Location : Pune / Bangalore

Experience : 5- 9 Years

Role Summary :

The Senior QA/Data Tester is responsible for ensuring the technical integrity, accuracy, and performance of enterprise-scale data pipelines. This role goes beyond traditional functional testing, requiring a deep understanding of Big Data architectures to validate complex ETL/ELT processes.

You will be the gatekeeper of data quality, working closely with Data Engineers to verify Spark applications, Hive schemas, and large-scale data movements across Hadoop and object storage environments.

Responsibilities :

- Design and execute comprehensive data validation strategies for complex ETL/ELT pipelines, ensuring 100% data accuracy from source to target.

- Develop and maintain automated testing frameworks using Python and Shell scripting to validate large datasets in Hadoop and Object Storage environments.

- Perform advanced SQL validation (Oracle/Hive) to verify data transformations, aggregations, and business logic across distributed databases.

- Validate Spark/Scala applications by performing unit, integration, and system testing on large-scale distributed workloads.

- Conduct end-to-end testing of data flows orchestrated via Apache NiFi, ensuring proper data routing, transformation, and error handling.

- Analyze complex data structures and schemas to identify data anomalies, missing records, and performance bottlenecks within the pipeline.

- Implement data reconciliation scripts to verify parity between legacy Data Warehouses and modern Big Data lakes.

- Collaborate with Agile delivery teams to define "Definition of Done" for data features and ensure quality is integrated into the CI/CD pipeline.

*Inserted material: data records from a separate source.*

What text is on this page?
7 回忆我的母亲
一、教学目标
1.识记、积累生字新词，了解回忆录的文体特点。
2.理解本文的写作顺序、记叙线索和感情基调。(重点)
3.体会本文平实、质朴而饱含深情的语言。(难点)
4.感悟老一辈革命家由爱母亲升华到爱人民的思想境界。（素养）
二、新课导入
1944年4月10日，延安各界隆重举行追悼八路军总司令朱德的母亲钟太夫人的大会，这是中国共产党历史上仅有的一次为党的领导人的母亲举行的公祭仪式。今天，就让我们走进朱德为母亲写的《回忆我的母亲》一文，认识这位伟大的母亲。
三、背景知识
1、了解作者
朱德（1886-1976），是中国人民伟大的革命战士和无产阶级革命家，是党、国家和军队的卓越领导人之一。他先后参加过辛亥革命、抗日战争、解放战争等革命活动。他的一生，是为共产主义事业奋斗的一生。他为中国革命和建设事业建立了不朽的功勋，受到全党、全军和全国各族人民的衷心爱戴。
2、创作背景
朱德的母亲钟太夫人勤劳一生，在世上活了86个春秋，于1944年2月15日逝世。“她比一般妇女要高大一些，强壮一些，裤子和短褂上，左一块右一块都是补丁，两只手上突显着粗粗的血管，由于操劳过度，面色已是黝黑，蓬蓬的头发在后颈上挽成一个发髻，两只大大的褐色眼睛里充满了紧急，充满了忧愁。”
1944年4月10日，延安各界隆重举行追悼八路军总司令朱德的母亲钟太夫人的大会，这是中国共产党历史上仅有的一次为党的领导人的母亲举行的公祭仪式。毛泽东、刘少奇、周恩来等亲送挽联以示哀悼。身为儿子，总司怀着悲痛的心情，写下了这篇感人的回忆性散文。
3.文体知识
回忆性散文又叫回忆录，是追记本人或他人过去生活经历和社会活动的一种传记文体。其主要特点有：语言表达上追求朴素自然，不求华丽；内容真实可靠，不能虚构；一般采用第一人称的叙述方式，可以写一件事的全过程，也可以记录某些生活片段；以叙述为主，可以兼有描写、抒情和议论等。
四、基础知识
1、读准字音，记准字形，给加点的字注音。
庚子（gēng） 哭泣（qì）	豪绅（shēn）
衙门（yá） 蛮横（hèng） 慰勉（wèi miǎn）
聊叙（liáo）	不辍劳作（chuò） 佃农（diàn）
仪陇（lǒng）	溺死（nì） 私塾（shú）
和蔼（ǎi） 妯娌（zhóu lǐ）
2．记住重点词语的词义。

- Document detailed test plans, test cases, and defect reports, providing clear root-cause analysis for data-related failures.

- Manage test data environments and generate synthetic datasets to simulate high-volume production scenarios.

- Coordinate with cross-functional stakeholders to manage environment dependencies and ensure seamless deployment across SIT and UAT environments.

Technical Requirements :

- 5- 9 years of dedicated QA experience with a specialized focus on Data Warehousing, ETL, or Big Data Engineering projects.

- Expert-level proficiency in SQL, with the ability to write complex joins, subqueries, and analytical functions in Oracle or Hive.

- Hands-on experience testing Spark applications (Spark Core, Spark SQL) running on Hadoop or Cloud Object Storage.

- Proficiency in Python and Unix/Shell scripting for automating repetitive testing tasks and building custom validation tools.

- Strong understanding of Big Data components such as HDFS, YARN, and Hive Metastore.

- Solid experience working in an Agile/Scrum environment, utilizing tools like JIRA and ALM for defect tracking and sprint management.

- Proven ability to perform white-box testing by reviewing code logic in Scala or Python to identify potential failure points.

Preferred Skills :

- Hands-on experience with Apache NiFi for validating real-time data ingestion and flow management.

- Familiarity with Data Quality (DQ) tools like Great Expectations, Deequ, or Informatica DVO.

- Experience with CI/CD tools (Jenkins/GitLab) and integrating automated data tests into deployment pipelines.

- Knowledge of NoSQL databases (HBase, Cassandra, or MongoDB) and their respective testing methodologies.

- Exposure to cloud data platforms (AWS Glue, EMR, or Snowflake) is a significant plus.

- Understanding of Data Privacy and Security testing, including data masking and PII validation.

- Strong analytical mindset with a proactive approach to identifying edge cases in massive datasets.